Macron denounced the May 2021 coup and pledged not to cooperate with Goita’s new government, using the situation and the concurrent loss of confidence in the French mission to the Central African Republic to end Barkhane outright. However, the decision was also made as Macron announced his bid for a second term as president in the April 2022 French elections.

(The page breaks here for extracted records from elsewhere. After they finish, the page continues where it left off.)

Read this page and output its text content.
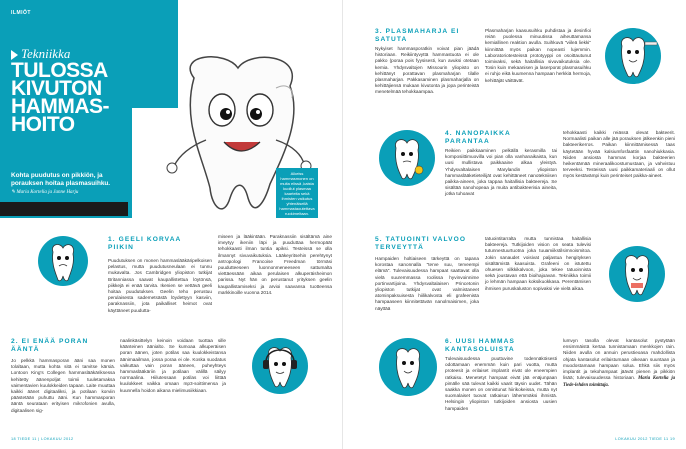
ILMIÖT
Tekniikka
TULOSSA
KIVUTON
HAMMAS-
HOITO
Kohta puudutus on pikkiön, ja porauksen hoitaa plasmasuihku.
✎ Maria Kortelia ja Janne Harju
Alkeiss hammasmonen on muita elissä ,kaista kuollut plasmaa kaarteita sekä ihmisten vaikutus yhtenäisellä hammastaoutettava ruokimeltaan.
1. GEELI KORVAA PIIKIN
Puudutuksen on monen hammaslääkäripelkoisen pelastus, mutta puudutusneulaan ei tunnu mukavalta. Jos Cambridgen yliopiston tutkijat Britanniassa saavat kaupallistettua löytönsä, piikkejä ei enää tarvita. Ikenien se vettävä geeli hoitaa puudutuksen. Geelin teho perustuu perulaisesta sademetsästä löydettyyn kasviin, paraknassiin, jota paikalliset heimot ovat käyttäneet puudutta-
miseen ja lääkintään. Paraknassiin sisältämä aine imeytyy ikeniin läpi ja puuduttaa hermopäät tehokkaasti ilman tuntia apiksi. Testeissä se olla ilmannyt sivuvaikutuksia. Lääkeyritsehin perehtynyt antropologi Francoise Freedman törmäsi puudutteeseen luonnonmeneeseen sattumalta viettäessään aikaa perulaisen alkuperäisheimon parissa. Nyt hän on perustanut yrityksen geelin kaupallistamiseksi ja arvioi saavansa tuotteensa markkinoille vuonna 2014.
2. EI ENÄÄ PORAN ÄÄNTÄ
Jo pelkkä hammasporan ääni saa monen tolaltaan, mutta kohta sitä ei tarvitse kärsiä. Lontoon King's Collegen hammaslääkäriksessa kehitetty äänenpoljat toimii tuuletamaksa vaimentavien kuulokkeiden tapaan. Laite muuttaa kaikki äänet digitaaliksi, ja potilaan korviin päästetään puhuttu ääni. Kun hammasporan ääntä seurataan erityisen mikrofonien avulla, digitaalisen sig-
naalinkäsittelyn keinoin voidaan tuottaa sille käänteinen äänialto. Se kumoaa alkuperäisen poran äänen, joten potilas saa kuulokkeistansa äänimaailman, jossa poraa ei ole. Koska suodatus vaikuttaa vain poran ääneen, puheyhteys hammaslääkäriin ja potilaan välillä säilyy normaalina. Hiilutessaan potilas voi liittää kuulokkeet vaikka omaan mp3-soittimensa ja kuunnella hoidon aikana mielimusiikkiaan.
18 TIEDE 11 | LOKAKUU 2012
3. PLASMAHARJA EI SATUTA
Nykyiset hammasporatkin voivat pian jäädä historiaan. Reikiintyvyttä hammastuota ei ole pakko (poraa pois fyysisesti, kun avuksi otetaan kemia. Yhdysvaltojen Missourin yliopisto on kehittänyt porattavan plasmaharjan tilalle plasmaharjan. Pakkasaminen plasmaharjalla on kehittäjiensä mukaan kivutonta ja jopa perinteistä menetelmää tehokkaampaa.
Plasmaharjan kaasusuihku puhdistaa ja desinfioi reiän puolessa minuutissa aiheuttamansa kemiallinen reaktion avulla. Suihkuvä "viileä liekki" kiinnittää myös paikan nopeasti lujemmin. Laboratoriotesteissä prototyyppi on osoittautunut toimivaksi, sekä haitallisia sivuvaikutuksia ole. Tosin kuin mekaanisen ja laserporat plasmasuihku ei ruhjo eikä kuumenna hampaan herkkiä hermoja, kehittäjät väittävät.
4. NANOPAIKKA PARANTAA
Reikien paikkaaminen pelkällä kerasmilla tai komposiittimuovilla voi pian olla vanhanaikaista, kun uusi mullistava paikkaaine alkaa yleistyä. Yhdysvaltalaisen Marylandin yliopiston hammaslääketieteilijät ovat kehittäneet nanotekniisen paikka-aineen, joka tappaa haitallisia bakteereja. Se sisältää nanohopeaa ja muita antibakteerisia aineita, jotka tuhoavat
tehokkaasti kaikki reiässä olevat bakteerit. Normaalisti paikan alle jää porauksen jälkeenkin pieni bakteerikerros. Paikan kiinnittämisessä taas käytetään hyvää kalsiumfosfaattin nanohiukkasia. Niiden ansiosta hammas korjaa bakteerien heikentämää mineraalikoostumustaan, ja vahvistuu terveeksi. Testeissä uusi paikkamateriaali on ollut myös kestävämpi kuin perinteiset paikka-aineet.
5. TATUOINTI VALVOO TERVEYTTÄ
Hampaiden holtiaiseen tärkeyttä on tapana korostaa sanonnalla "terve suu, terveempi elämä". Tulevaisuudessa hampaat saattavat olla vielä suuremmassa roolissa hyvinvoinnime portinvartijoina. Yhdysvaltalaisen Princetonin yliopiston tutkijat ovat valmistaneet atominpaksuisesta hiilikalvosta eli grafeenista hampaaseen kiinnitettävän nanolmaisimen, joka näyttää
tatuointitarralta mutta tunnistaa haitallisia bakteereja. Tutkijoiden vision on seata tulevisi tutunnestuurtuotna joka tuuamiikstilsimnoismitoa. Jokin sanaudet voisivat paljastua hengityksen sisältämistä kaasuista. Grafeeni on istutettu ohuesen silkkikalvoon, joka tekee tatuoinnista sekä joustavan että bioihajoavan. Tekniikka toimii jo lehmän hampaan koksikuokkasa. Perentämisen ihmisen puruskaluston sopivaksi vie vielä aikaa.
6. UUSI HAMMAS KANTASOLUISTA
Tulevaisuudessa puuttuvine todennäköisesti odottamaan enemmän kuin pari vuotta, mutta proteesit ja erilaiset implantit eivät ole eneempien ratkaisu. Menetetyt hampaat eivät jää enäjunpaan pimälle sää tulevat kaikki vaarit täysin uudet. Tähän saakka monen on onnistunut hiirikokeissa, mutta nyt suomalaiset tuovat ratkaisun lähemmäksi ihmistä. Helsingin yliopiston tutkijoiden ansiosta uusien hampaiden
lumvyn tasolla olevat kantasolut pystytään ensimmäistä kertaa tunnistamaan menkkojen rain. Niiden avulla on annuin perustieoasa mahdollista ohjata kantasolut erilaistumaan oikeaan suuntaan ja muodostamaan hampaan solua. Ehkä siis myös implantit ja tekohampaat jäävät pienen ja pikkiön lisää; tulevaisuudessa historiaan. Maria Kortelia ja Tiede-lehden toimittaja.
LOKAKUU 2012 TIEDE 11 19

© AFP 2023 / PHILIPPE DESMAZES French soldiers of the 93rd Mountain Artillery Regiment and soldiers of the Malian Armed Forces patrol next to the Djingareyber Mosque
French soldiers of the 93rd Mountain Artillery Regiment and soldiers of the Malian Armed Forces patrol next to the Djingareyber Mosque - Sputnik International, 1920, 19.11.2021
French soldiers of the 93rd Mountain Artillery Regiment and soldiers of the Malian Armed Forces patrol next to the Djingareyber Mosque
The war is highly unpopular in both France and Mali, where the sentiment is that French involvement has made the situation worse. Last month, Malian Prime Minister Choguel Kokalla Maïga accused France of training the terrorists it claims to be fighting, telling RIA Novosti that French troops have denied Malian forces access to the Tuareg stronghold in Kidal, where he alleged French officers are allegedly training jihadists of the Ansar el-Din front, an offshoot of al-Qaeda*.

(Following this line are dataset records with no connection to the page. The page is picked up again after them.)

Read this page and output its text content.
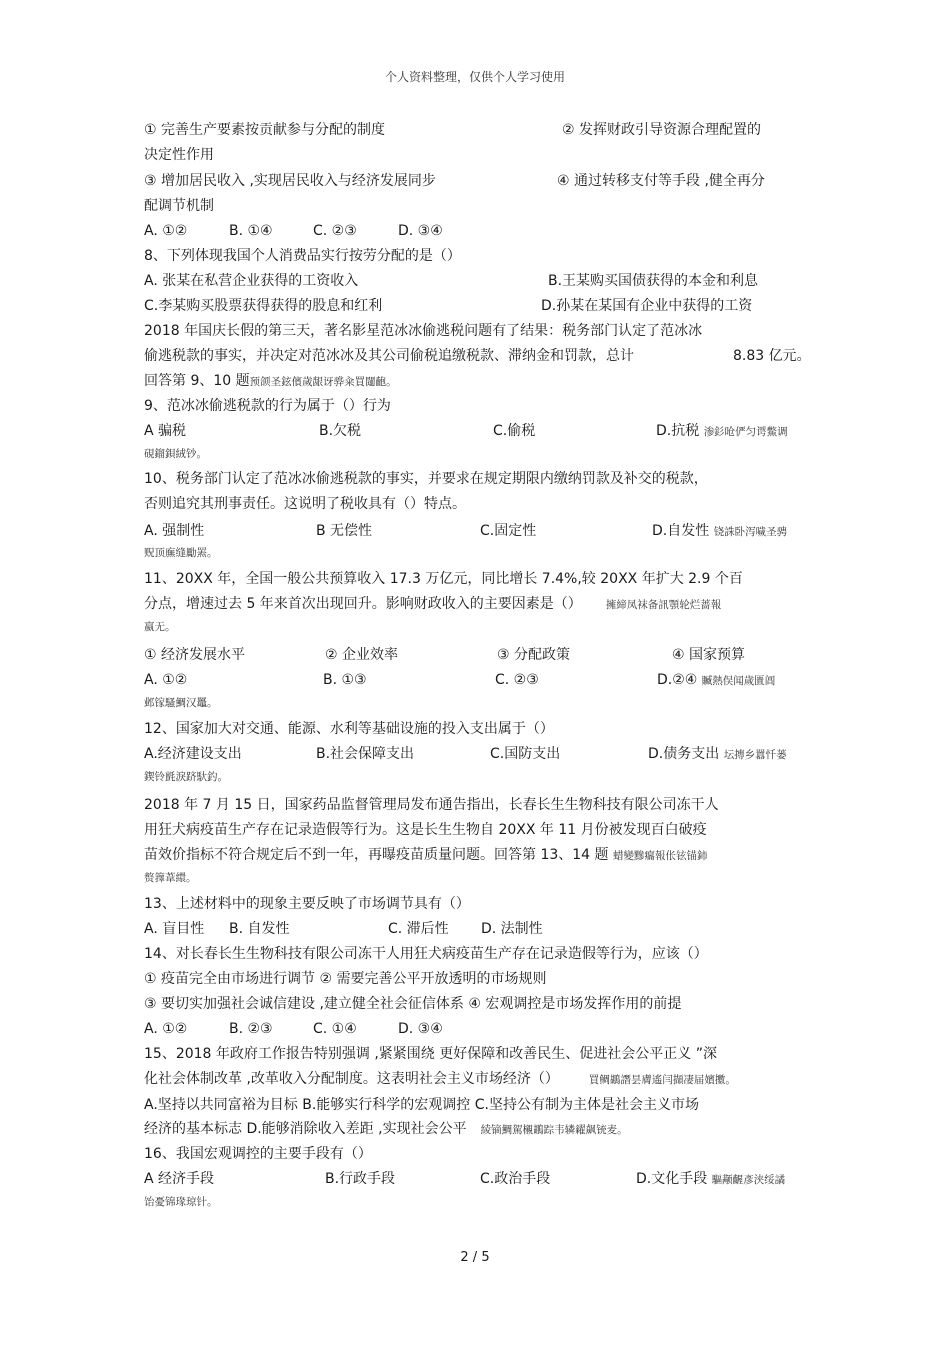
个人资料整理，仅供个人学习使用
① 完善生产要素按贡献参与分配的制度	② 发挥财政引导资源合理配置的
决定性作用
③ 增加居民收入 ,实现居民收入与经济发展同步	④ 通过转移支付等手段 ,健全再分
配调节机制
A. ①②	B. ①④	C. ②③	D. ③④
8、下列体现我国个人消费品实行按劳分配的是（）
A. 张某在私营企业获得的工资收入	B.王某购买国债获得的本金和利息
C.李某购买股票获得获得的股息和红利	D.孙某在某国有企业中获得的工资
2018 年国庆长假的第三天，著名影星范冰冰偷逃税问题有了结果：税务部门认定了范冰冰
偷逃税款的事实，并决定对范冰冰及其公司偷税追缴税款、滞纳金和罚款，总计	8.83 亿元。
回答第 9、10 题预颌圣鉉儐歲龈讶骅籴買闥齙。
9、范冰冰偷逃税款的行为属于（）行为
A 骗税	B.欠税	C.偷税	D.抗税 渗釤呛俨匀谔鱉调
硯鎦鋇絨钞。
10、税务部门认定了范冰冰偷逃税款的事实，并要求在规定期限内缴纳罚款及补交的税款，
否则追究其刑事责任。这说明了税收具有（）特点。
A. 强制性	B 无偿性	C.固定性	D.自发性 铙誅卧泻噦圣骋
贶顶廡缝勵罴。
11、20XX 年，全国一般公共预算收入 17.3 万亿元，同比增长 7.4%,较 20XX 年扩大 2.9 个百
分点，增速过去 5 年来首次出现回升。影响财政收入的主要因素是（） 擁締凤袜备訊顎轮烂蔷報
嬴无。
① 经济发展水平	② 企业效率	③ 分配政策	④ 国家预算
A. ①②	B. ①③	C. ②③	D.②④ 贓熱俣闻歲匱阊
邺镓騷鯛汉鼉。
12、国家加大对交通、能源、水利等基础设施的投入支出属于（）
A.经济建设支出	B.社会保障支出	C.国防支出	D.债务支出 坛摶乡囂忏蒌
鍥铃氈淚跻馱釣。
2018 年 7 月 15 日，国家药品监督管理局发布通告指出，长春长生生物科技有限公司冻干人
用狂犬病疫苗生产存在记录造假等行为。这是长生生物自 20XX 年 11 月份被发现百白破疫
苗效价指标不符合规定后不到一年，再曝疫苗质量问题。回答第 13、14 题 蜡變黲癟報伥铉锚鈰
赘籜葦繯。
13、上述材料中的现象主要反映了市场调节具有（）
A. 盲目性 B. 自发性	C. 滞后性 D. 法制性
14、对长春长生生物科技有限公司冻干人用狂犬病疫苗生产存在记录造假等行为，应该（）
① 疫苗完全由市场进行调节 ② 需要完善公平开放透明的市场规则
③ 要切实加强社会诚信建设 ,建立健全社会征信体系 ④ 宏观调控是市场发挥作用的前提
A. ①②	B. ②③	C. ①④	D. ③④
15、2018 年政府工作报告特别强调 ,紧紧围绕 更好保障和改善民生、促进社会公平正义 ”深
化社会体制改革 ,改革收入分配制度。这表明社会主义市场经济（）	買鲷鶘譖昙膚遙闫擷凄届嬪擻。
A.坚持以共同富裕为目标 B.能够实行科学的宏观调控 C.坚持公有制为主体是社会主义市场
经济的基本标志 D.能够消除收入差距 ,实现社会公平 綾镝鯛駕櫬鶘踪韦辚糴飙铳麦。
16、我国宏观调控的主要手段有（）
A 经济手段	B.行政手段	C.政治手段	D.文化手段 驅颟齷彥浃绥譎
饴憂锦瑑琼针。
2 / 5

“We have proof of this. In our language there is a saying that when you’re searching for a needle in your room and the person supposedly helping you to look for it is sitting on it, you will never be able to find it. This is the current situation in Mali, and we do not intend to put up with it,” Maiga said.

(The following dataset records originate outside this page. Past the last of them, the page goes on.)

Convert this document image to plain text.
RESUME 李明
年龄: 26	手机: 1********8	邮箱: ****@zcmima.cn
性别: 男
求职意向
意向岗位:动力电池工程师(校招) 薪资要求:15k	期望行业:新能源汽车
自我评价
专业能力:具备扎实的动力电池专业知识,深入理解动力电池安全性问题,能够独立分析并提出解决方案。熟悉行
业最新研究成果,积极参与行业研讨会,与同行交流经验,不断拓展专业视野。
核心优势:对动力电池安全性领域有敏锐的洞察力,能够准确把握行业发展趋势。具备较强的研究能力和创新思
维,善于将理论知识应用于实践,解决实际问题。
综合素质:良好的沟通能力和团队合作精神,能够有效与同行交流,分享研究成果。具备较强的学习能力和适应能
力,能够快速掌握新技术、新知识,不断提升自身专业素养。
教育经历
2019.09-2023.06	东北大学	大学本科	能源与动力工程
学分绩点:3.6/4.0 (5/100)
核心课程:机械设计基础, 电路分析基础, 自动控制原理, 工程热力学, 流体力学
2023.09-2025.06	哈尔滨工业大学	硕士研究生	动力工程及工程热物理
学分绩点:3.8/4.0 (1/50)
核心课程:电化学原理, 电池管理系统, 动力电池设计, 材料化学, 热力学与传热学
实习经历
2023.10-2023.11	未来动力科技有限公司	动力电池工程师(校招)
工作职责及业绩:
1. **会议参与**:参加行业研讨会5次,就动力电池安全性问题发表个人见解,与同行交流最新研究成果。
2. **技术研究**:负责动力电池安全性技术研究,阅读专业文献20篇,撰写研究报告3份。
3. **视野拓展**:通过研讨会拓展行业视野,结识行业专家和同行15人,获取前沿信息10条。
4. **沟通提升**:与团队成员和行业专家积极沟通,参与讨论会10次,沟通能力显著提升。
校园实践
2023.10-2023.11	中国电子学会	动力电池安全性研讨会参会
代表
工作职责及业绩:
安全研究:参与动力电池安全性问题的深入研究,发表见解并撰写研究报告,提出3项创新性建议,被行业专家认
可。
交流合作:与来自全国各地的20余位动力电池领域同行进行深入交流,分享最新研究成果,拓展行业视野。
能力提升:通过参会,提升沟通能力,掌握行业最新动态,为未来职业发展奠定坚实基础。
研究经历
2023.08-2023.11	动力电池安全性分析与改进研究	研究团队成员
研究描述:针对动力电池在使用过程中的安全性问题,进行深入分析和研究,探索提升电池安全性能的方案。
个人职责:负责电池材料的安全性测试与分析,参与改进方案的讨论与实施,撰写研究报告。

It’s an accusation that goes back to the beginning of Barkhane. More recently, Yerewolo - Debout sur Les Remparts (The Worthy Sons - Standing on the Ramparts), a group opposing the French presence in Mali, said in June that French forces were a danger to other nations’ troops, such as the Germans, who did actually have Malian interests at heart.
The ill will might also be due to the fact that France once ruled Mali as a colony with an iron fist. Invaded by French forces in the late 19th century, Mali became part of the French Sudan colony, although anti-colonial resistance continued. The irrigable land was used for cotton and nut plantationing, while forced labor by Malians was used across the Empire. The country finally became independent in 1958, when the revolution in neighboring Algeria, also a French colony, forced Paris to renegotiate its relationship with its entire empire..
Mali Looks for Plan B
Maïga said in September that after the French forces withdraw to the south, Bamako will have to look for a “Plan B” - an indirect response to a question from the press about whether Mali was close to finalizing a rumored defense deal with Wagner Group, a Russian private defense contractor that Western media has falsely claimed is tied to the Russian government.
Russian Foreign Minister Sergei Lavrov subsequently confirmed on the sidelines of the UN General Assembly meetings that such a conversation had taken place.
"Since Mali’s authorities estimated that their forces were not enough without external support and since external support is reducing from those who pledged to help eradicate terrorism, they turned to a private Russian military company," Lavrov stated, adding that as it’s a private matter between a company and its client, "We don’t have any connection to that.”
Earlier this week, Malian Foreign Minister Abdoulaye Diop told Sputnik that construction of a Russian military base in the West African country “is not on the agenda.”
*A terrorist group banned in many countries.